Opinion
March 26, 1992
Appeal from the County Court of Ulster County (Vogt, J.).
On February 18, 1988 defendant and his codefendant, Claire Hathaway, were arrested following the execution of a search warrant of an entire apartment which they occupied. Constance Colorundo and her daughter shared the apartment with defendant and Hathaway, and the search warrant was based upon Colorundo's affidavit describing the drug-related activities of defendant and Hathaway. The two of them were convicted upon a joint trial and the facts and circumstances pertinent in this case may be found in our decision in the appeal by Hathaway (People v Hathaway, 159 A.D.2d 748).

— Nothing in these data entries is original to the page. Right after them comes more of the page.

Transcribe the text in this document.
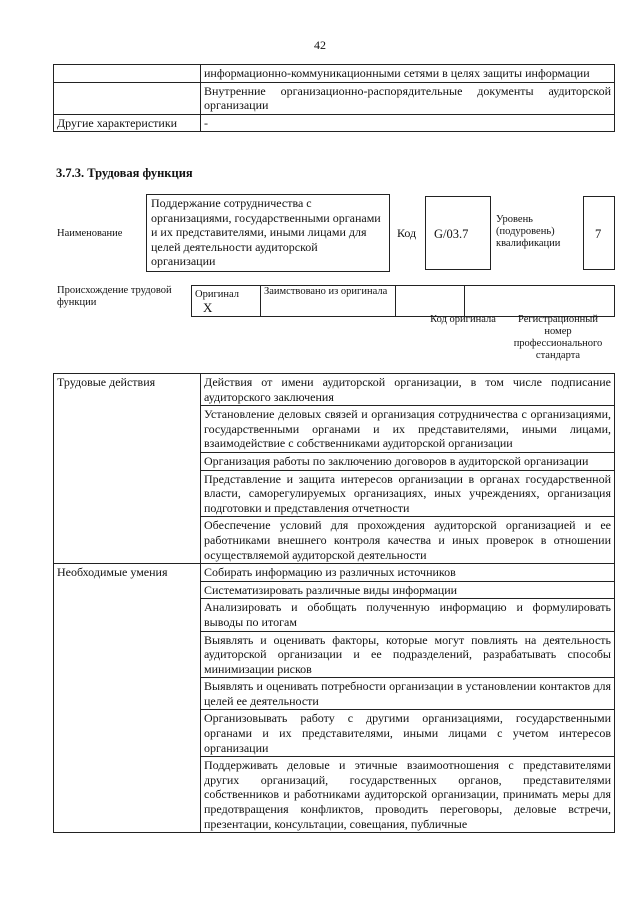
42
	информационно-коммуникационными сетями в целях защиты информации
	Внутренние организационно-распорядительные документы аудиторской организации
Другие характеристики	-
3.7.3. Трудовая функция
Наименование
Поддержание сотрудничества с организациями, государственными органами и их представителями, иными лицами для целей деятельности аудиторской организации
Код G/03.7
Уровень (подуровень) квалификации
7
Происхождение трудовой функции
Оригинал X	Заимствовано из оригинала		
Код оригинала	Регистрационный номер профессионального стандарта
Трудовые действия	Действия от имени аудиторской организации, в том числе подписание аудиторского заключения
	Установление деловых связей и организация сотрудничества с организациями, государственными органами и их представителями, иными лицами, взаимодействие с собственниками аудиторской организации
	Организация работы по заключению договоров в аудиторской организации
	Представление и защита интересов организации в органах государственной власти, саморегулируемых организациях, иных учреждениях, организация подготовки и представления отчетности
	Обеспечение условий для прохождения аудиторской организацией и ее работниками внешнего контроля качества и иных проверок в отношении осуществляемой аудиторской деятельности
Необходимые умения	Собирать информацию из различных источников
	Систематизировать различные виды информации
	Анализировать и обобщать полученную информацию и формулировать выводы по итогам
	Выявлять и оценивать факторы, которые могут повлиять на деятельность аудиторской организации и ее подразделений, разрабатывать способы минимизации рисков
	Выявлять и оценивать потребности организации в установлении контактов для целей ее деятельности
	Организовывать работу с другими организациями, государственными органами и их представителями, иными лицами с учетом интересов организации
	Поддерживать деловые и этичные взаимоотношения с представителями других организаций, государственных органов, представителями собственников и работниками аудиторской организации, принимать меры для предотвращения конфликтов, проводить переговоры, деловые встречи, презентации, консультации, совещания, публичные
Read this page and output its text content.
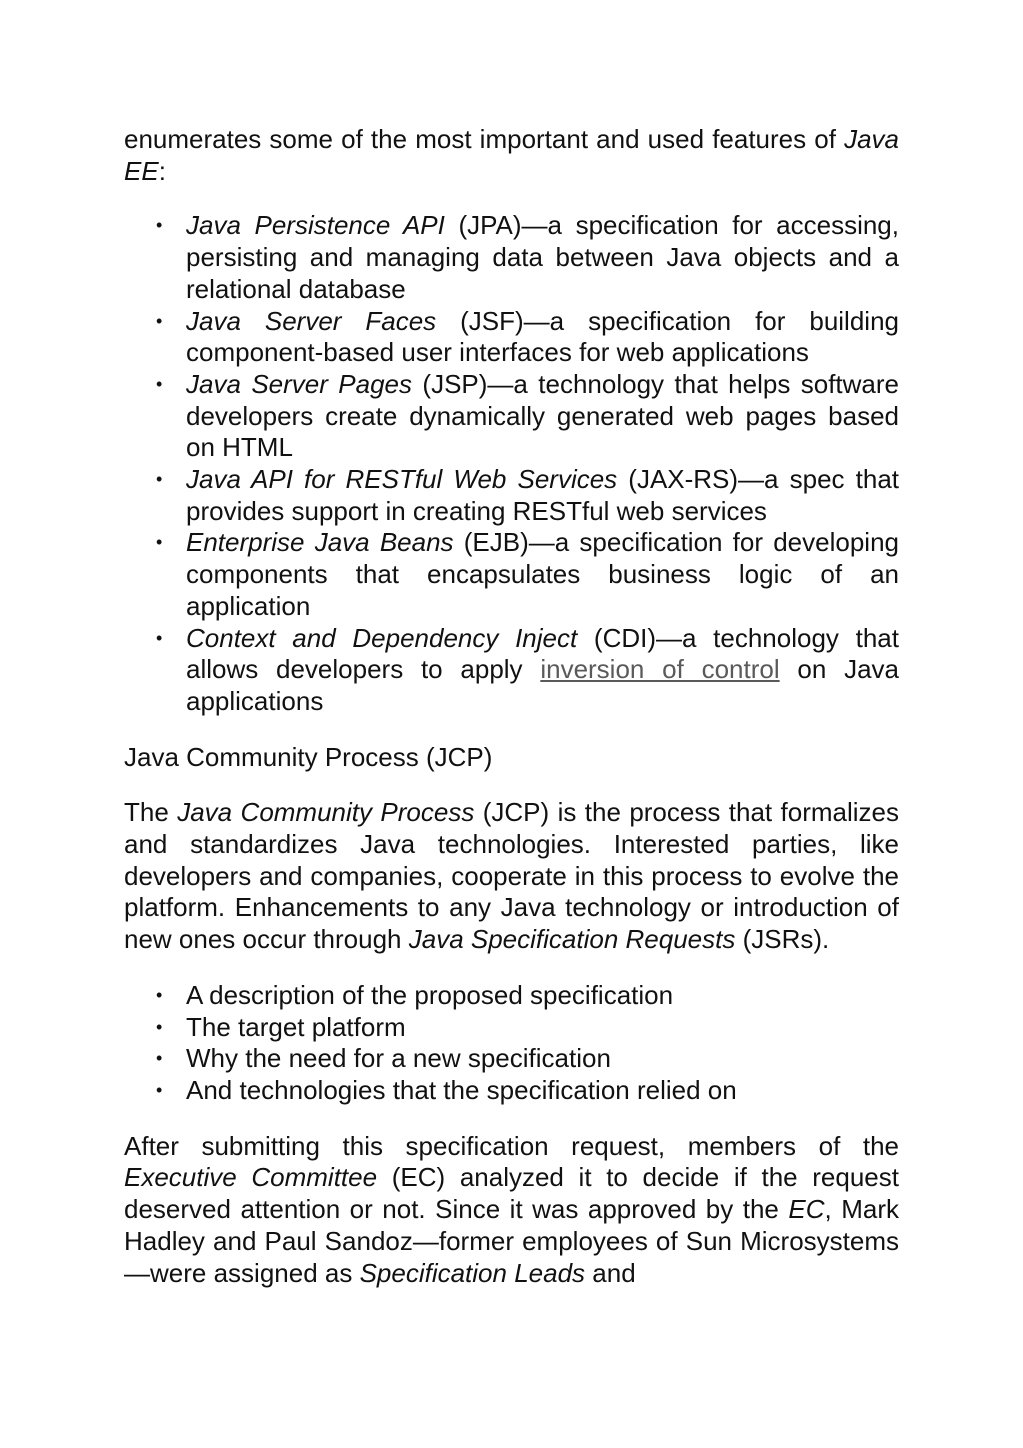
enumerates some of the most important and used features of Java EE:

• Java Persistence API (JPA)—a specification for accessing, persisting and managing data between Java objects and a relational database
• Java Server Faces (JSF)—a specification for building component-based user interfaces for web applications
• Java Server Pages (JSP)—a technology that helps software developers create dynamically generated web pages based on HTML
• Java API for RESTful Web Services (JAX-RS)—a spec that provides support in creating RESTful web services
• Enterprise Java Beans (EJB)—a specification for developing components that encapsulates business logic of an application
• Context and Dependency Inject (CDI)—a technology that allows developers to apply inversion of control on Java applications

Java Community Process (JCP)

The Java Community Process (JCP) is the process that formalizes and standardizes Java technologies. Interested parties, like developers and companies, cooperate in this process to evolve the platform. Enhancements to any Java technology or introduction of new ones occur through Java Specification Requests (JSRs).

• A description of the proposed specification
• The target platform
• Why the need for a new specification
• And technologies that the specification relied on

After submitting this specification request, members of the Executive Committee (EC) analyzed it to decide if the request deserved attention or not. Since it was approved by the EC, Mark Hadley and Paul Sandoz—former employees of Sun Microsystems—were assigned as Specification Leads and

Defendant's first contention is that County Court erred concerning the missing witness charge given as a result of the prosecutor's failure to call Colorundo. This identical issue was raised in People v Hathaway (supra, at 750-751), and while the better course would have been to use the pattern jury charge (1 CJI[NY] 8.54, at 449-451; see, People v Gonzalez, 68 N.Y.2d 424), County Court was not so bound and, just as we found in Hathaway's appeal, the charge given was adequate to apprise the jury of the law (People v Hathaway, supra). We disagree with defendant's argument that the recent decision by the Court of Appeals in People v Vasquez ( 76 N.Y.2d 722) compels a different result. In Vasquez, unlike the instant case, the trial court denied the defendant's request for a missing witness charge.
Defendant also contends that the search warrant application violated the two prong Aquilar-Spinelli test (see, People v Griminger, 71 N.Y.2d 635). However, as noted in People v Hathaway (supra, at 749), the warrant application was supported by an affidavit of Colorundo, a disclosed citizen informant, made upon her personal knowledge acquired during her residency in the subject apartment. Since a reasonable reading of Colorundo's supporting affidavit supports the issuance of the warrant, County Court properly denied defendant's suppression motion (see, People v Hanlon, 36 N.Y.2d 549, 559).
Defendant further argues that because others had access to the bedroom which he shared with Hathaway, his control of the room was not exclusive. Defendant and Hathaway exercised joint control of the bedroom and, despite the fact that other persons in the apartment could access that room, their control was sufficient under the circumstances for the jury to conclude that defendant was guilty of joint constructive possession of the contraband found secreted therein (see, People v Torres, 68 N.Y.2d 677; People v Robertson, 61 A.D.2d 600, 606-607, affd 48 N.Y.2d 993; see also, People v Tejeda, 140 A.D.2d 985, 986, affd 73 N.Y.2d 958).
Defendant's remaining arguments have either been authoritatively addressed in People v Hathaway (supra), and upon which defendant adds no new perspective, or upon review have no merit.
Mikoll, Mercure, Crew III and Casey, JJ., concur. Ordered that the judgment is affirmed.